誰しも、何かしらの財やサービスを提供して利益を得る仕事をしていることだろう。循環する経済のなかで、値引きを要求することは、追々自分自身が受けるはずの利益を削ることにもつながりかねない。
現在のディーラーでは、値引きゼロでクルマを販売することは、ほとんどないと考えていい。ディーラーでは、あらかじめ値引きのパーセンテージを決めているから、黙っていても該当するパーセンテージまでは値引きを入れて契約書を作ってくれるはずだ。車両本体なら2~3%、メーカーオプションなら5%、ディーラーオプションなら10%程度が相場となるだろう。
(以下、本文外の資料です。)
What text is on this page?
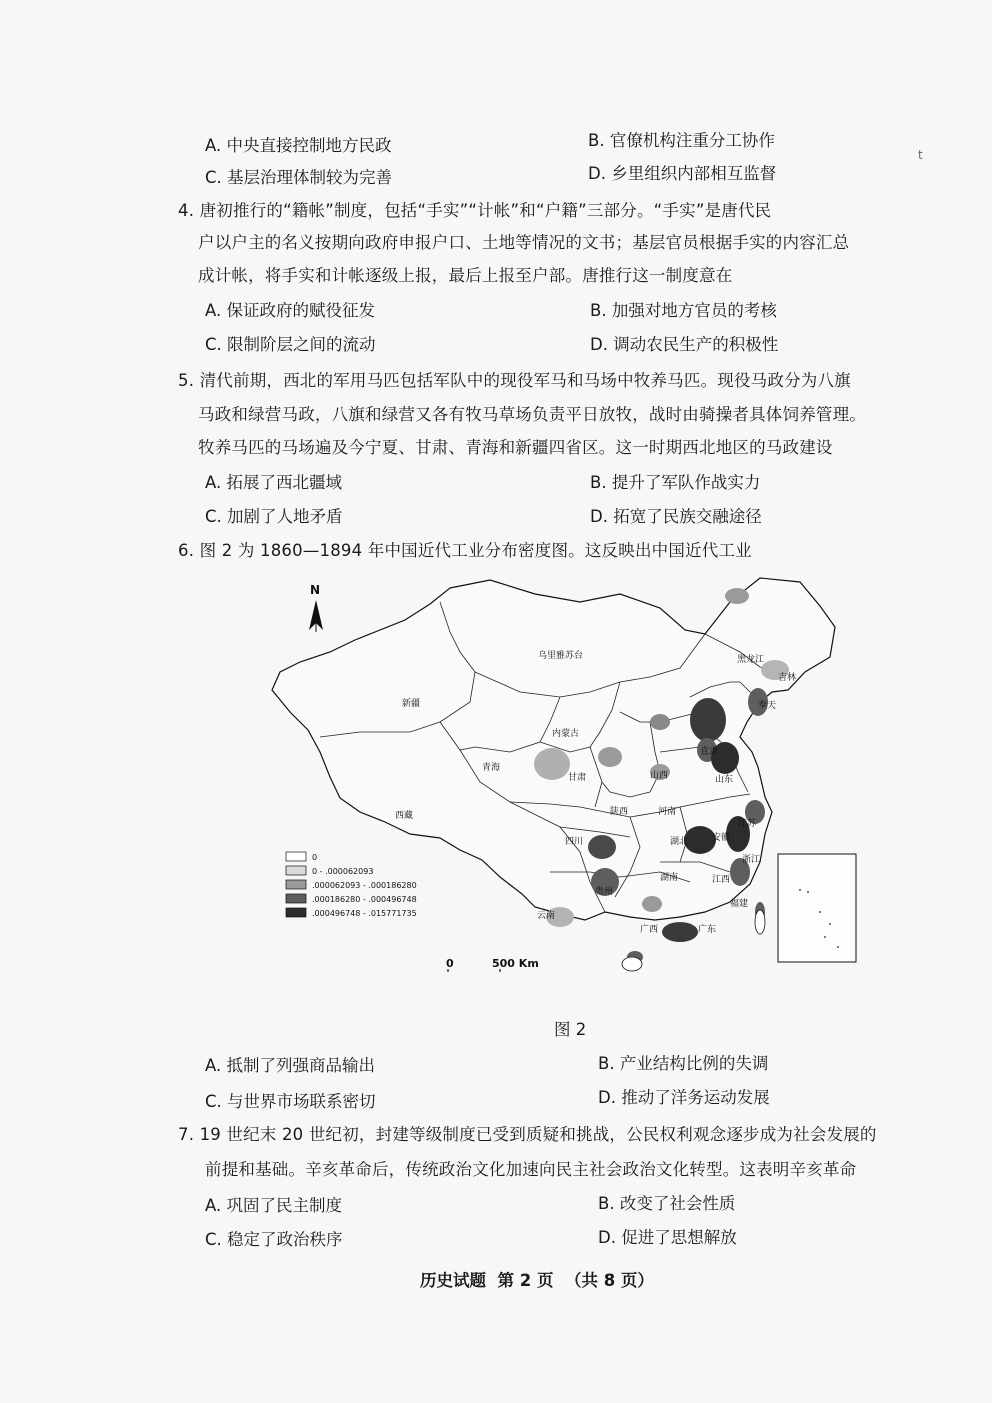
A. 中央直接控制地方民政	B. 官僚机构注重分工协作
C. 基层治理体制较为完善	D. 乡里组织内部相互监督
t
4. 唐初推行的“籍帐”制度，包括“手实”“计帐”和“户籍”三部分。“手实”是唐代民
户以户主的名义按期向政府申报户口、土地等情况的文书；基层官员根据手实的内容汇总
成计帐，将手实和计帐逐级上报，最后上报至户部。唐推行这一制度意在
A. 保证政府的赋役征发	B. 加强对地方官员的考核
C. 限制阶层之间的流动	D. 调动农民生产的积极性
5. 清代前期，西北的军用马匹包括军队中的现役军马和马场中牧养马匹。现役马政分为八旗
马政和绿营马政，八旗和绿营又各有牧马草场负责平日放牧，战时由骑操者具体饲养管理。
牧养马匹的马场遍及今宁夏、甘肃、青海和新疆四省区。这一时期西北地区的马政建设
A. 拓展了西北疆域	B. 提升了军队作战实力
C. 加剧了人地矛盾	D. 拓宽了民族交融途径
6. 图 2 为 1860—1894 年中国近代工业分布密度图。这反映出中国近代工业
N
乌里雅苏台	黑龙江
吉林
奉天
新疆
内蒙古
青海
甘肃	山西
直隶
山东
陕西	河南
西藏
四川	湖北	安徽
江苏
浙江
湖南	江西
贵州
云南
福建
广西	广东
0
0 - .000062093
.000062093 - .000186280
.000186280 - .000496748
.000496748 - .015771735
0	500 Km
图 2
A. 抵制了列强商品输出	B. 产业结构比例的失调
C. 与世界市场联系密切	D. 推动了洋务运动发展
7. 19 世纪末 20 世纪初，封建等级制度已受到质疑和挑战，公民权利观念逐步成为社会发展的
前提和基础。辛亥革命后，传统政治文化加速向民主社会政治文化转型。这表明辛亥革命
A. 巩固了民主制度	B. 改变了社会性质
C. 稳定了政治秩序	D. 促进了思想解放
历史试题  第 2 页  （共 8 页）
また、販売する側から見ると、過大な値引きを求めてくるユーザーと相対していると、悲しみがこみ上げてくる。自信をもって提供している商品の価値を否定されているように感じるのに加えて、営業マンとしての自分の価値、ひいては人間としての自分の価値まで疑うこともあった。
こうしたときには、「これだけの値引きをしなければ、この人には、このクルマも私も価値が合わないということか」と考え、筆者は身を引くようにしていた。
販売をしてから、オーナーと濃密な時間を過ごす自動車営業の世界では、売ったあとの方が大事な時間となる。値引き中心のお客様とは馬が合わないので、筆者個人としては目先の利益よりも、仕事のしやすさを優先に、商談を進めていた形だ。
一昔前は、利益や台数を求めて、値引きに走る営業マンが多かったが、最近のディーラーを見ると、全てのお客様を「平等・公平」に扱うお店(営業マン)が増えてきたと思う。消費者側の質が高まったことも、一つの要因となっているはずだ。
一過性であり、不公平感の強い値引きよりも、公平で質の高いサービスを提供するお店を、ユーザーが選ぶようになっている。特に若い世代は、値引き競争はせずに、雰囲気やアクセスなどの利点でお店を選び、クルマを購入している印象だ。
正直、クルマの「値引き」文化は、売る側にも買う側にも、どちらにも得を生んでいないと思う。サービスの質を下げ、ユーザーの評判を下げ、揚げ句に大切な愛車の下取り価格も下げてしまう。
完全競争市場は存在しないが、少なくとも、ユーザーが買うか買わないか、その判断を正確に行うだけで、モノの価格はある程度、適正に決まっていくのだ。悪しき「値引き」の慣習は令和で終わりにして欲しい。